If your interest is for conversational purposes, I suppose the generic are Ciao and Prego! these however,are just beginner to intermediate standard college texts. I learned most of my street Italian from speaking with my mother around the house. I suggest finding a conversational group and take with you one of the two mentioned above. This way you can start to memorize by reading answers from the phrases given and writeing down the difficult points from the discussion.

However, my best advice is just to go to Italy. The language is not hard and you can pick it up so much easier from the eager natives themselves. You would learn it 10x faster then any other way. They love any interest from foreigners and will gladly guide a street-side lesson. It may be harder to travel but you would get the full experience.
posted by Viomeda at 9:40 AM on February 21, 2005


Of course Viomedia is right, the best thing would be to go to Italy. That may not be at all practical for you, though. The larger point is that it's a good idea to get as much conversation as possible after you get your bearings with the language.

I studied Italian in school (and eventually decided to major in it) and my first textbook was Italiano in diretta. I was in a similar situation, having studied French for some time, and I found Italian was not too difficult for me. Who knows, this textbook and the others mentioned above may be too basic for you.

Anyway, auguri on your decision to study a really interesting language.
posted by lackutrol at 11:42 AM on February 21, 2005


I found BBC Italian Grammar extremely helpful. There is only as much vocab in it as is needed to clearly illustrate how the language works and it doesn't include any longer readings or even any exercises but I found myself wanting to spend more time with it than the conventional textbooks I tried.
posted by teleskiving at 12:15 PM on February 21, 2005


If you can find a copy of Duff's Italian for Beginners, or possibly Italian for Adults, you will be delighted. It had me speaking to Italians in complete sentences in 2 weeks.

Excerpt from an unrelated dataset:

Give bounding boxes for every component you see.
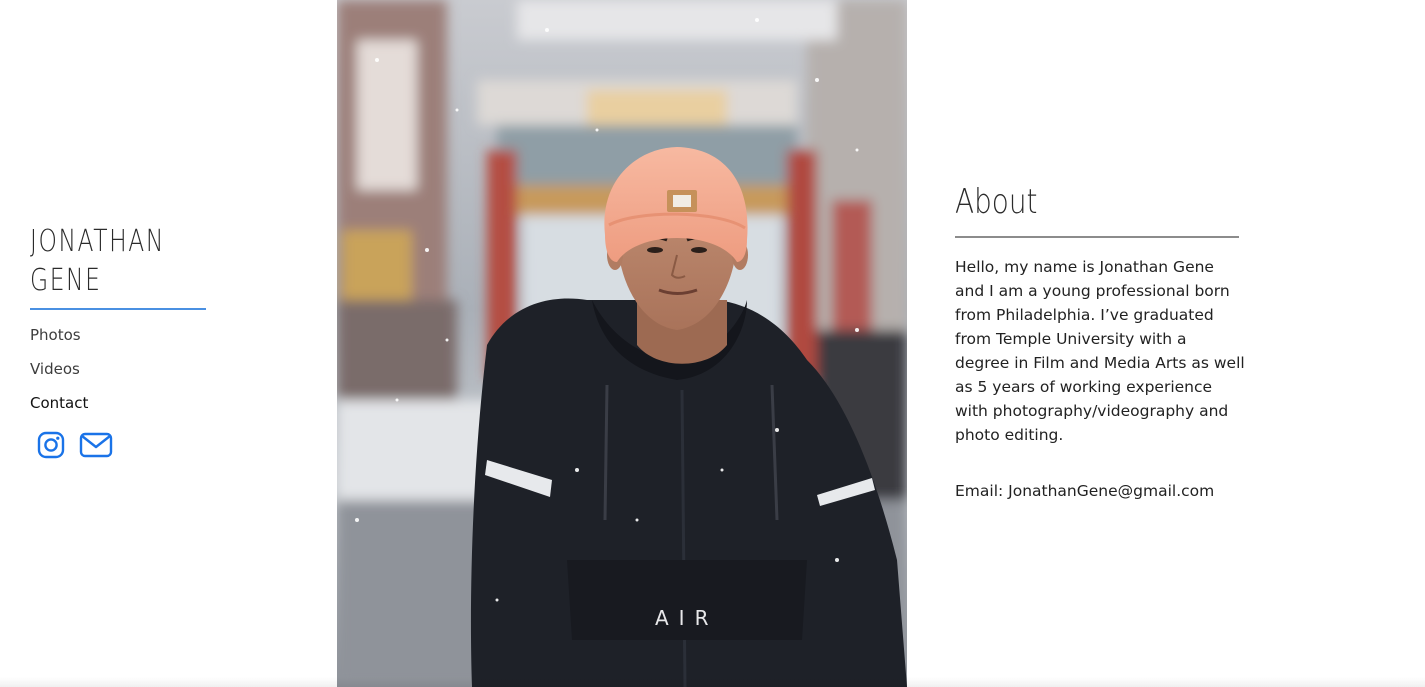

As soon as you master the declensions, conjugations and basic grammar, pick up a copy of Manzon's I Promessi Sposi (The Betrothed). A landmark of Italian history, it was more than the first modern Italian novel - it actually helped define and unify the language that is now modern Italian, when all around was dialects.

You could do worse, also, than to get one of those editions of Dante's Inferno with the English on one side and the Italian on the other. Although the Italian is archaic, it's certainly some of the most famous verse around in any language, and it is quite beautiful and elegant.
posted by ikkyu2 at 2:13 PM on February 21, 2005


I've already been to the library and the bookstore, and together there were at least ten feet of teach-yourself-Italian-type books. I just wanted suggestions, which I now have, before I wade through the selection. Thanks!